Они уже оторвались друг от друга, и Серена приводила себя в порядок. Все ее движения ясно показывали, что ей крайне хочется попросить нас обоих, меня и Люси, ничего не рассказывать, но она, конечно, понимала, что просить об этом унизительно.
– Мы ничего не скажем, – проговорил я.
– Мне все равно, расскажете или нет, – с невероятным облегчением ответила Серена.
Дэмиан же сохранял свою всегдашнюю невозмутимость.
– Увидимся позже! – Он коротко приобнял Серену и носовым платком стер помаду со своих губ, после чего вернул платок в карман. Не сказав нам ни слова, он шмыгнул за занавес и исчез.
Звук записи О. С. Смита «Hickory Holler’s Tramp», которая пользовалась тем летом большой популярностью, внезапно заполнил пространство, составляя причудливый культурный контраст со всеми этими отрубленными головами, убийцами и несчастной жертвой, раскачивающейся на своем крюке. Но мы трое стояли и не двигались, пока не послышался шум и из-за занавеса не высунулось опостылевшее всем нам лицо Эндрю Саммерсби.
– Вот ты где! – воскликнул он, игнорируя нас. – Я тебя везде ищу. – Потом, глянув на нашу гротескную восковую подругу, скривился и рассмеялся: – Фу-у! Кто-то проснется утром с несварением желудка. – Он толкнул скульптуру, словно ребенка на качелях. Жуткая фигура медленно закачалась на веревке.

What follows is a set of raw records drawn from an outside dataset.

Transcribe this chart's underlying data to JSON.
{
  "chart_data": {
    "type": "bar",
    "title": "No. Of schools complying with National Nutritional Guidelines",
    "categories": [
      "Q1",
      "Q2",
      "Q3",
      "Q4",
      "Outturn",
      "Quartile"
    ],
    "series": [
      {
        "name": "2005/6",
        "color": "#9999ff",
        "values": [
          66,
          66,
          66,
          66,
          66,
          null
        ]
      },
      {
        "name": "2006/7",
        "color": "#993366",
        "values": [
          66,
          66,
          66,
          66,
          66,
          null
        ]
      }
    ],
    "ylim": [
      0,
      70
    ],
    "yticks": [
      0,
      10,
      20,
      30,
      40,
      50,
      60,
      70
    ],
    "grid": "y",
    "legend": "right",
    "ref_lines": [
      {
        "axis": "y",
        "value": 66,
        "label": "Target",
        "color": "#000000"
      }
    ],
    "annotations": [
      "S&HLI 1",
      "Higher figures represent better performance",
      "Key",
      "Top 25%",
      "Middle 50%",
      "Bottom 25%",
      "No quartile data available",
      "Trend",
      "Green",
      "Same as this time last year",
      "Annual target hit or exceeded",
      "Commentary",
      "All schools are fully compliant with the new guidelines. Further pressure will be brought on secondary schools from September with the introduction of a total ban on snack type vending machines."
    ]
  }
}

– Пошли танцевать! – предложила Люси.
И мы, не сказав Серене ни слова, оставили ее со своим благородным болваном, а сами отправились на темную маленькую площадку для танцев в тени гильотины, к которой два дюжих революционера привязывали французского аристократа в камзоле из дешевого вельвета. Из уютно задрапированного алькова на это безмятежно взирала вся французская королевская семья.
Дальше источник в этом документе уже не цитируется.